As everyone who tried to travel on or to the east coast this weekend knows, the snow that hit the Mid-Atlantic and Northeast states Friday night and all day Saturday wreaked havoc with the airlines schedules as airports closed and flights were cancelled.
So it won’t be surprising if, as markets reopen tomorrow, one or more analysts and perhaps even the airlines themselves talk about how much they lost because of the cancelled flights. There may even be some call for federal support for the airlines given the impact of the storm.
But this is not a post about the possibility of some type of government financial assistance for airlines. Instead, it’s a post about how, if this discussions occurs, the airlines and analysts may well be doing something that the private sector likes to say only happens in Washington on the budget: the use, or misuse, of the baseline.
Once you take away all of the political melodrama surrounding them, a baseline simply is a point of comparison. You may think that’s it’s cold today and, compared to what you expected or yesterday’s temperature, it may well be. But it may not be cold compared to the average temperature recorded on this day since records started to be kept or compared to where you were yesterday.
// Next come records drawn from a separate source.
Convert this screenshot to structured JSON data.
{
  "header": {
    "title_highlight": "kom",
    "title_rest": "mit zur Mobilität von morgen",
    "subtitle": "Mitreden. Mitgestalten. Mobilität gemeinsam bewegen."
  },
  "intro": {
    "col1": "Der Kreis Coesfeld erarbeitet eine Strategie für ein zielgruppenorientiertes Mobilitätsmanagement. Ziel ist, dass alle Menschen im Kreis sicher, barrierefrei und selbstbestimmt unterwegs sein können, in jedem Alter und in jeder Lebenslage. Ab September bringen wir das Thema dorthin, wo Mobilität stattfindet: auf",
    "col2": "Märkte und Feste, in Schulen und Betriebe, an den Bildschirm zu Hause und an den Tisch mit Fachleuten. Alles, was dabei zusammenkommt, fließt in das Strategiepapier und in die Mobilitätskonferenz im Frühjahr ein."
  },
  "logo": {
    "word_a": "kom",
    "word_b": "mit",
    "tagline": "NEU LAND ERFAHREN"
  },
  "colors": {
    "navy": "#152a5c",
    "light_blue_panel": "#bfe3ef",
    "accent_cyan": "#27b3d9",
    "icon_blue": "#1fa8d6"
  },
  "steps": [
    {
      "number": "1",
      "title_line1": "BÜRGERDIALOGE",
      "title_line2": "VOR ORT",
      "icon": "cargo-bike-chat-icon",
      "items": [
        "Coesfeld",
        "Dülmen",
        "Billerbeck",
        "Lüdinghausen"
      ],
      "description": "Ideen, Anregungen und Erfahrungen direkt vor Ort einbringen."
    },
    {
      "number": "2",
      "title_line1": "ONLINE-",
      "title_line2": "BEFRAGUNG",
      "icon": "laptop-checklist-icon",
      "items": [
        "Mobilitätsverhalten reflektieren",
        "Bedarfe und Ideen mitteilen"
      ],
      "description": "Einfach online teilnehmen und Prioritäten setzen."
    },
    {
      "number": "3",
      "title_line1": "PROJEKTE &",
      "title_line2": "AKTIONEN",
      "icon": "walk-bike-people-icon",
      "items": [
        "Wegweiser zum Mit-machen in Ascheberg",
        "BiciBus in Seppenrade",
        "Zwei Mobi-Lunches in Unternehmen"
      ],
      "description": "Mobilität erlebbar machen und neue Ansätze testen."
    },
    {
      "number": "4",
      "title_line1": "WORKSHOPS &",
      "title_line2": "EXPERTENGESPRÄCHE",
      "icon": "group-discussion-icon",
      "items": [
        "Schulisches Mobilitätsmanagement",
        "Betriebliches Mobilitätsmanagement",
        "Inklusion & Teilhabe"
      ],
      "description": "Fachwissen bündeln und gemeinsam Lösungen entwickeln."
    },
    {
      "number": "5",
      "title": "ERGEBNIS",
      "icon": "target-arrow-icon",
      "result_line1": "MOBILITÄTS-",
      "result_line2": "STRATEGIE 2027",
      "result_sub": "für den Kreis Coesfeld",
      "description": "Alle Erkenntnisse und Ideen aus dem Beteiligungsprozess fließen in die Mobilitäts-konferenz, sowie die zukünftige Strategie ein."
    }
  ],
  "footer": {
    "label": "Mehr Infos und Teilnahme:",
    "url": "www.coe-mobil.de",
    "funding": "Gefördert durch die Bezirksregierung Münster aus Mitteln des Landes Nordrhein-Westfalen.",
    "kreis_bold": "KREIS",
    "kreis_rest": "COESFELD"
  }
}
Or if you have gotten a $10 raise every year for the past decade, is a $5 raise this year an increase or decrease.
In other words, the question always has to be answered in context. It’s never simply “cold” or an “increase.” It’s always colder or warmer or more or less compared to something.
The same baseline question constantly arises in federal budget debates. Is $10 more in spending this year for a program an increase or a decrease. It’s clearly an increase compared to what was spent the year before, but it may well be a decrease compared to what will be spent under current law or compared to last year plus inflation The same is true with revenues. Collecting more this year than last is not necessarily an increase in taxes even though revenues are higher. Both questions depend on the baseline being used.
The perennial budget debate about the baseline used to be over whether spending should be compared to the previous year. Office of Management and Budget Director Dick Darman used to insist that was the case and, using that baseline, often said that only in Washington could a proposal that would allow spending for Medicare to be higher than it was last year be classified as a cut. But using a different baseline rather than the prior year, others pointed out that Darman’s proposal would reduce spending compared to what would be spent under existing law.
Interestingly, both answers were correct. It just depended on which baseline was being used.
Back to the airlines. Did they lose money over the weekend? Using one baseline the answer absolutely is yes because, compared to the revenue earned had every flight flown, fewer dollars were collected.
But no airline assumes that 100 percent of its flights will fly all the time because it knows better. Because of weather, mechanical, and other delays, each airline has to assume that some percentage of its flights every year will be cancelled. In addition, some percentage of the passengers that didn’t fly the past two days will be re-booked on other flights that might otherwise have had more empty seats.
Just like the budget, therefore, if the issue of federally provided financial assistance for the airlines is raised over the next few days, someone needs to ask the private sector equivalent of what budgeteers constantly have to ask: what baseline is being used to calculate the supposed losses.